A exercise in a measure textbook I own asks: Give an example to show that the conclusion of the dominated convergence theorem (DCT) may cease to hold if we drop the domination assumption even if we additionally assume that $µ(X) < ∞.$ I'm unsure of how to find this result, here is what I've found so far:
The assumption in the DCT states there is an integrable $g: X→\mathbb{R}$ such that $|f_n(x)|≤g(x)$ for every $n\in\mathbb{N},$ hence without this we could say $|f_n(x)|= ∞$ for some $n\in\mathbb{N}.$ With this knowledge if I say $f_n(x)=1_X\frac n{n-1}$ then $\lim_{n\to ∞}\int_Xf_n(x)dμ=\int_X1_Xdμ$ which satisfies the theorem as $\lim_{n\to∞}f_n(x)=f(x)=1_X$? I'm confused as to what I've done wrong and what I could do to get the result the exercise is requesting, if I'm not on the right track here where would be a better place to start? Any help will be greatly appreciated.
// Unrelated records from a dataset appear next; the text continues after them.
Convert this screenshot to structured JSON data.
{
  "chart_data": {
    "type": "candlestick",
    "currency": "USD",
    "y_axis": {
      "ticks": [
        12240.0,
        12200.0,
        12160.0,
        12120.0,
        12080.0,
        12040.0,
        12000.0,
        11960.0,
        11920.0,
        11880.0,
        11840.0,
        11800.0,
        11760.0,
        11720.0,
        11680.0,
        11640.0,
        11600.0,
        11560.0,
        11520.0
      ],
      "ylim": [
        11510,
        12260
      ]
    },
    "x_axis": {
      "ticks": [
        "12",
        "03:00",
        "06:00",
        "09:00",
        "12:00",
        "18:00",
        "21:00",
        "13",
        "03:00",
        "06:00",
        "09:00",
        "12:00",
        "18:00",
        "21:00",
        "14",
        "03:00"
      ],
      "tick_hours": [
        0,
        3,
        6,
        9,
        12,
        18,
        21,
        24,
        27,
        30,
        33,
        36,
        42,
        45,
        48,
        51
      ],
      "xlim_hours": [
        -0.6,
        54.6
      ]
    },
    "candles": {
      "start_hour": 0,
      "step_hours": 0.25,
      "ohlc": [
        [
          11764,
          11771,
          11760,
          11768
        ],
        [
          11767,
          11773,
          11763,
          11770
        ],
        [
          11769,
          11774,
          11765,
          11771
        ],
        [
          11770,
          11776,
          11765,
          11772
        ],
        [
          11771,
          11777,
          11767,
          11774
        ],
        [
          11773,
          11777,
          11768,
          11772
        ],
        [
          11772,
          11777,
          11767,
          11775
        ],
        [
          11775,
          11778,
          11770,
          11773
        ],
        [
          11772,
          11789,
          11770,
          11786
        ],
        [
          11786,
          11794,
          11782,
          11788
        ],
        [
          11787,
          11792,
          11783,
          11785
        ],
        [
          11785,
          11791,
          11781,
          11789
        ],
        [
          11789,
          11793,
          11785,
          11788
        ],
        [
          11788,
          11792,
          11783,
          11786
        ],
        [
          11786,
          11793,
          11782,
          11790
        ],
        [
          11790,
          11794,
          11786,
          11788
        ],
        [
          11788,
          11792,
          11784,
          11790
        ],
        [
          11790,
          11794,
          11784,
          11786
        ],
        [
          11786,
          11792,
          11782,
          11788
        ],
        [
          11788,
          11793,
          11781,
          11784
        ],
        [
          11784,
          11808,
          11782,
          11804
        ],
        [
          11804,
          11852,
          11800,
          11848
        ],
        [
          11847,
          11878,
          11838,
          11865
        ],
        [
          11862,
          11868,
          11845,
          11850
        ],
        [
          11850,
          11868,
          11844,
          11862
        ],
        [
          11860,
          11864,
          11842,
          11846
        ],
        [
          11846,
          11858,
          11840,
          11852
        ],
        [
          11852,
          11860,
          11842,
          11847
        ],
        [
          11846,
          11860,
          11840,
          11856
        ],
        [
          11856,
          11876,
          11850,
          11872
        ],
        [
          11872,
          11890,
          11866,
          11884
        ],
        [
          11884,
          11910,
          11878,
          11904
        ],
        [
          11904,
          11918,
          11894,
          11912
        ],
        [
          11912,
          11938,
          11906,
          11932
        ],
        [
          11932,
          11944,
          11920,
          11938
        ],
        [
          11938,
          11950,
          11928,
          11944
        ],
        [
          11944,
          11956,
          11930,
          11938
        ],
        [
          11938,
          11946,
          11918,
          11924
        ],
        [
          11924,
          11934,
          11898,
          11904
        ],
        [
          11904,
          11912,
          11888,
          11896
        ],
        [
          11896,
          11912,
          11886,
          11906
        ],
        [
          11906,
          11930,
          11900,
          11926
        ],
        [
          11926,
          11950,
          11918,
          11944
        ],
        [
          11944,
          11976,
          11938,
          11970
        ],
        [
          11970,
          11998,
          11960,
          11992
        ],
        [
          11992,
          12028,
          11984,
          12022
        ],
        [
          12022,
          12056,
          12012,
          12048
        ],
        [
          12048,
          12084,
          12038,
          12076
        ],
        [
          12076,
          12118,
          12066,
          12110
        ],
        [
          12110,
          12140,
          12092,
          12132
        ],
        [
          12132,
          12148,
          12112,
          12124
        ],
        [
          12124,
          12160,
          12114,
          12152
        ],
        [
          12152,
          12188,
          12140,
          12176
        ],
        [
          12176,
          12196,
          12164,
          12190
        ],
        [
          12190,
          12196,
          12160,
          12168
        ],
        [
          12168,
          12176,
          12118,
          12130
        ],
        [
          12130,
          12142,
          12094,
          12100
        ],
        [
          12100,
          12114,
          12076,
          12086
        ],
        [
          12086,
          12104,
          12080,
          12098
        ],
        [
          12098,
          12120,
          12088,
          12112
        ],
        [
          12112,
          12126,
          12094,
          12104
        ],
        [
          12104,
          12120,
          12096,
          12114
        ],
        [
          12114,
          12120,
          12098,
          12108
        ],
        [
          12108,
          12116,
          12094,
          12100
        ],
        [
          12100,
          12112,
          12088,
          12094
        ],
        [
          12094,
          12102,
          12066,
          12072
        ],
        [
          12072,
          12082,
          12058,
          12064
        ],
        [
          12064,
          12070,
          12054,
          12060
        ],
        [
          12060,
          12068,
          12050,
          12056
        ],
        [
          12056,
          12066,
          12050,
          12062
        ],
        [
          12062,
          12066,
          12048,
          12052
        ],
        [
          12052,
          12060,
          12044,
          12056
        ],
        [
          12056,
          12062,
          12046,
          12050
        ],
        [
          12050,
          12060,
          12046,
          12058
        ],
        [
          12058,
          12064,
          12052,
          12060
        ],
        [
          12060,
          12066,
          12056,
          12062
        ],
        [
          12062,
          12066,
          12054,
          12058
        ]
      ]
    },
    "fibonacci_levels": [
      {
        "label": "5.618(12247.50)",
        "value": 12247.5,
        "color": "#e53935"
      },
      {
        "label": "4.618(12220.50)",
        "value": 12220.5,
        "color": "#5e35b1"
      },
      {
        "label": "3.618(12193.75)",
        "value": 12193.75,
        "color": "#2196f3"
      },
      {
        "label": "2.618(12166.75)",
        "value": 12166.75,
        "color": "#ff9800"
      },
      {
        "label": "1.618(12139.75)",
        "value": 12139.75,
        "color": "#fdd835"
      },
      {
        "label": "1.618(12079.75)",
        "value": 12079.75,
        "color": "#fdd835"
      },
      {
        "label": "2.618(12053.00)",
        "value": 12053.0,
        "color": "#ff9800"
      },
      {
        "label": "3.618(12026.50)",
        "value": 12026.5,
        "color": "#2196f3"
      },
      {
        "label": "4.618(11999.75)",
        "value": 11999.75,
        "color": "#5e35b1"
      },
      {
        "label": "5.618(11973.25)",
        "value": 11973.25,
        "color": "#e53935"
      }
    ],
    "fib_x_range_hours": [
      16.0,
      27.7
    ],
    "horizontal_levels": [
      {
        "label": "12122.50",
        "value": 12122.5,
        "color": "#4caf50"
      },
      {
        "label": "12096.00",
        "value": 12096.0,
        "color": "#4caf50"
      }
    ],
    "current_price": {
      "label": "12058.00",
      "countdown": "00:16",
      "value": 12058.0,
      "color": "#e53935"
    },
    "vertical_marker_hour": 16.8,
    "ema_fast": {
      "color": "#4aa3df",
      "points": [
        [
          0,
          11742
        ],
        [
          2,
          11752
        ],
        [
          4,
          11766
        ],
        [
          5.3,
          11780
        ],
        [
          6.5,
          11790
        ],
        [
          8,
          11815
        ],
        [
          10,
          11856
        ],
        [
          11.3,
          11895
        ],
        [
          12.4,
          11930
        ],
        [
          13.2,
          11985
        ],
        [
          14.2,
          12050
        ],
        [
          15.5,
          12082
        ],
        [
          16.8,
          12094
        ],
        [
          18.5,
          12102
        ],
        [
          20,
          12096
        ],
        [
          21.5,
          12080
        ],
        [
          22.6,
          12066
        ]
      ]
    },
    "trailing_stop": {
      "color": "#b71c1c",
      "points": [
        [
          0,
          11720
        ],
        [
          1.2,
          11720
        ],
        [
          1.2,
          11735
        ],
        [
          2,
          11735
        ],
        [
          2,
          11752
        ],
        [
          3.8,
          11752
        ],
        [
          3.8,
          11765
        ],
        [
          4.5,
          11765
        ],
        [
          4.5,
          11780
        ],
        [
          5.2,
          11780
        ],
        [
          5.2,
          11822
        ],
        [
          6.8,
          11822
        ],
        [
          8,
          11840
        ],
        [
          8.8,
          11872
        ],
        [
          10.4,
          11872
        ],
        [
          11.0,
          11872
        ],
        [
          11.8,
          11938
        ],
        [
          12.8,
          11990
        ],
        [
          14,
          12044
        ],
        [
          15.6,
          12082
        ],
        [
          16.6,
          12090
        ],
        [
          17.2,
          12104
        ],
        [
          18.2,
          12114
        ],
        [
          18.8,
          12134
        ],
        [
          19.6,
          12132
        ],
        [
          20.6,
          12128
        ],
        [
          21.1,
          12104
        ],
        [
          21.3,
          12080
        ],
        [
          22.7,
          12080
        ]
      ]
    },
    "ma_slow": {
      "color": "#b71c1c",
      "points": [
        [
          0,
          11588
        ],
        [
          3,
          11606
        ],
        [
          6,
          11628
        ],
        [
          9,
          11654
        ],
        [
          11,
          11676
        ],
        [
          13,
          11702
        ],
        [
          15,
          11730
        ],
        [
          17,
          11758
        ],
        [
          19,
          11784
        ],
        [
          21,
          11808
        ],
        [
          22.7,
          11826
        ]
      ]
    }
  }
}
The intuition for how you can fail to have convergence of integrals when you do have a.e. convergence is either "compressing an area down to a null set" or "moving an area to infinity". In either of these cases you can have a.e. convergence to zero without the integrals going to zero. The latter is impossible with a finite measure space, but the former is still possible.